Thousands of Mexican natives migrate to California every year. Most speak Spanish. But others do not speak Spanish at all. Some speak an indigenous language called Zapotec. Now, San Diego State University wants to teach this language to others.
It's a warm Saturday afternoon in Venice, California. We're at a restaurant that serves up fresh Oaxacan cuisine and tasty margaritas.
It’s here where we meet Gabriel Martinez. He orders a rice, chicken and mole in his native language -- Zapotec.
Martinez wears a tan, Panama hat and round glasses. He's from a small, rural village in Oaxaca. Oaxaca is located in southern tip of Mexico.
When Martinez was growing up, he spoke only Zapotec. As a matter of fact he didn't learn Spanish or English until he came the U.S.

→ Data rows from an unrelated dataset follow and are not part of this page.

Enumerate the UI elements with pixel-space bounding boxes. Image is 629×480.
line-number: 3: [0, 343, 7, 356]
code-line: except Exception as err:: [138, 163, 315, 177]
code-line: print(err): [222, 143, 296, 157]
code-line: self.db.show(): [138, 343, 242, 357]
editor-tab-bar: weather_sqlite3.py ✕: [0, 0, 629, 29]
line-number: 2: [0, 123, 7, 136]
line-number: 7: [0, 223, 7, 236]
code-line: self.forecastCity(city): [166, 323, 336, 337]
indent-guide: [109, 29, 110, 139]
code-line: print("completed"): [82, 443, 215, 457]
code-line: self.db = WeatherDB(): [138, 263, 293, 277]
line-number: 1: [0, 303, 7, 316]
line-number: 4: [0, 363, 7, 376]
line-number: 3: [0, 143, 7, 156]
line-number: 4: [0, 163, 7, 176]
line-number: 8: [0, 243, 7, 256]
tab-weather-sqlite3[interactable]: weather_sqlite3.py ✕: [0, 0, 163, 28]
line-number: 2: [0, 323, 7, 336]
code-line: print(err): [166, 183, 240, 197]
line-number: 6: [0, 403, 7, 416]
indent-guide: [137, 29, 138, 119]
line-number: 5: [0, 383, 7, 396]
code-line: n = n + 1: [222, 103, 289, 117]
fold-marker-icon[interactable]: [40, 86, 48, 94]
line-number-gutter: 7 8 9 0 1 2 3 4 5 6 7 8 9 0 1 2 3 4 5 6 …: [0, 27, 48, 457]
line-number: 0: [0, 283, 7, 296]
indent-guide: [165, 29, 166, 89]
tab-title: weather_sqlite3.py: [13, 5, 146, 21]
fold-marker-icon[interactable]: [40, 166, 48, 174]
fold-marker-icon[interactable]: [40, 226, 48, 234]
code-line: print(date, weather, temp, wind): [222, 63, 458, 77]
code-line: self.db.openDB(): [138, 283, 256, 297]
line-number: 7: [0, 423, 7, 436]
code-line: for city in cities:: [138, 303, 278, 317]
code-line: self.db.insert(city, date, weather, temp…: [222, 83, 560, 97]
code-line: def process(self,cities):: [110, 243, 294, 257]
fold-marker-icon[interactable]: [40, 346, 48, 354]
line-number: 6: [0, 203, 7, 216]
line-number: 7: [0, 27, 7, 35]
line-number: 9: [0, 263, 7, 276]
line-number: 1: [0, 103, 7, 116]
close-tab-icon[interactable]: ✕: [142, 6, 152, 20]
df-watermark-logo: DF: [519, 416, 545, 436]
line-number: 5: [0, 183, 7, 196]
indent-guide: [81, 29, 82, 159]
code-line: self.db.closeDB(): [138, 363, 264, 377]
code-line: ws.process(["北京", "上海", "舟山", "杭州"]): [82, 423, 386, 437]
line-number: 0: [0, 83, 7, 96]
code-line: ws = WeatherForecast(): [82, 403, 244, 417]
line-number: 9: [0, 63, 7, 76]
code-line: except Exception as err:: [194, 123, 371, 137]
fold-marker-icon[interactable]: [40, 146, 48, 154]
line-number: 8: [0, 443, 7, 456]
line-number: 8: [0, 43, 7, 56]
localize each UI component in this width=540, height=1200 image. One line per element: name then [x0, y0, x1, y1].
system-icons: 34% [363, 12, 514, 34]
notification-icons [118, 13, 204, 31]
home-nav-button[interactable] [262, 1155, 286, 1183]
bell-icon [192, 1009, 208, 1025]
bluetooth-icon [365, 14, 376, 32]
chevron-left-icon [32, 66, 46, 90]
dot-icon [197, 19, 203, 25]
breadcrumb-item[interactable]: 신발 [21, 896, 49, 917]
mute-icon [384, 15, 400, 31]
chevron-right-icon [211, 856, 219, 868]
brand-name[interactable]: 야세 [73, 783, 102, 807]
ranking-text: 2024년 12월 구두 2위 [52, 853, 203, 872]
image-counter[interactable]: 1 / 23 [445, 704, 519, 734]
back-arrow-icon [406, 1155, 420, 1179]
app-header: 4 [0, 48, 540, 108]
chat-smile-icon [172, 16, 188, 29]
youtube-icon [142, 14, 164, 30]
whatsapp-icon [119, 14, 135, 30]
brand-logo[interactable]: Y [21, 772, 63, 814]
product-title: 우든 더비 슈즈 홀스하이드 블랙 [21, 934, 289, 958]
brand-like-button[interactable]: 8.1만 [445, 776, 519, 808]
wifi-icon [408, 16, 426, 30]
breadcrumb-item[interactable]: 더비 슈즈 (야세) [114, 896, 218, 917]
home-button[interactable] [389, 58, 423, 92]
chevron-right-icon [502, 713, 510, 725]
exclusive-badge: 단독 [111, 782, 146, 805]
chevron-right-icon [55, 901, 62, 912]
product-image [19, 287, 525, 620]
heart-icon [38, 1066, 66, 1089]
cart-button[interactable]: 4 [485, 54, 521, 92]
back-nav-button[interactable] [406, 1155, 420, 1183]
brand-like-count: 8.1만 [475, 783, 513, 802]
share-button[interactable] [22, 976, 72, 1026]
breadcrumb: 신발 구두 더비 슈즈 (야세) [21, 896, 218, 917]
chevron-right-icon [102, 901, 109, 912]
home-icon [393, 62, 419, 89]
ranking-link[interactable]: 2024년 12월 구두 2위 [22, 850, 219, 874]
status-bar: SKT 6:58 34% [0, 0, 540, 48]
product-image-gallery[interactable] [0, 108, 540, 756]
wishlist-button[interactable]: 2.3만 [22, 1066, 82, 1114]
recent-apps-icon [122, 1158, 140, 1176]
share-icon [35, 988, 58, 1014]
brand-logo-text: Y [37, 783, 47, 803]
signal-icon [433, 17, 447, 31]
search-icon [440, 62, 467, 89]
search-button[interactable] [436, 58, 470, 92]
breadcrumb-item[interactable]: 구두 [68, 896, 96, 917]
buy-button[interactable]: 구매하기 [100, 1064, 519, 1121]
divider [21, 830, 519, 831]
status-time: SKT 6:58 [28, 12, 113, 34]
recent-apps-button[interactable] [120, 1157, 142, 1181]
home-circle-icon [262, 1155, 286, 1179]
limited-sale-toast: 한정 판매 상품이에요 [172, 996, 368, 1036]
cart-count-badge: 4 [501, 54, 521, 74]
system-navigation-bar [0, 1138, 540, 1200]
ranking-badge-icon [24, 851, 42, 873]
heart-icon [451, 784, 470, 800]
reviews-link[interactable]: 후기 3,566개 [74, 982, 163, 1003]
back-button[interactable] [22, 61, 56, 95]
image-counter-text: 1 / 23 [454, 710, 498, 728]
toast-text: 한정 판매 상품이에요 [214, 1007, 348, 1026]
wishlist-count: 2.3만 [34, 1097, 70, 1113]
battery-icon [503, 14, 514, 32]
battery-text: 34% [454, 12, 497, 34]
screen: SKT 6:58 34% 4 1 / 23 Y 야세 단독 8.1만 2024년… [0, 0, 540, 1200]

“Arriving in Venice at the age of 15 years old, I was totally shocked when I encountered the culture,” Martinez said. “For example, I was very surprised when I saw an African American person.”
Martinez says that's because poor villages in Oaxaca are typically isolated from each other, and the rest of the world, due to the rugged, mountainous terrain. That's also why Oaxaca is such a hot bed spot for indigenous languages.
Zapotec is one of the more common dialects.
Experts say up to 100,000 migrants come to California every year. One fact, one anthropologist coined the term Oaxacalifornia to explain the migratory pattern.
As more and more Oaxacan people come to the Golden State, more and more Zapotec-speaking communities are emerging.
The problem is many Californians assume these people speak Spanish.
“Migrants from Mexico, even second generation, don't necessarily speak Spanish,” says Romona Perez, director of the Center for Latin American Studies at San Diego State. “They may speak English along with an indigenous language. Many of these kids are coming into the U.S. into our school systems and are being spoken to in Spanish, but they may not even speak Spanish.”
Perez is developing the country's first Zapotec language program at SDSU. This is the first semester classes are being offered to students and the community.
Perez says this program is extremely important as more Zapotec-speaking people are ending up in clinics, courts, and schools.
“If you want to talk to them about what happened to them in a criminal situation, you need to go back to their language where they can express themselves. If you want to talk to them about their health, if they get hurt, the hardest thing to do is go to a hospital and say, ‘This is what I'm feeling.’”
Perez says Zapotec is a complex, difficult language because it's a tonal dialect, meaning one word can carry entirely different meanings based on how you stress certain syllables.
In that way, it’s similar to learning Chinese. An estimated half a million people speak Zapotec in Mexico, but it’s hard to teach it because it’s not a written language.
But perhaps the biggest obstacle in offering a class in Zapotec at San Diego State is that its not a mainstream language course. Most students opt to take Spanish or French because they think it will help them in the real world.
Shane McClain is a graduate student at U-C San Diego studying indigenous languages. He doesn't agree with people who think indigenous languages are somehow inferior.
“In a lot of ways its more precise, and there is less room for ambiguity,” McClain said. “The more you get into (the language), your world just opens up.”
That different perspective is what San Diego State officials hope will attract students to the program. They says it's not just about learning the Zapotec language, it’s about broadening students' understanding of a different culture.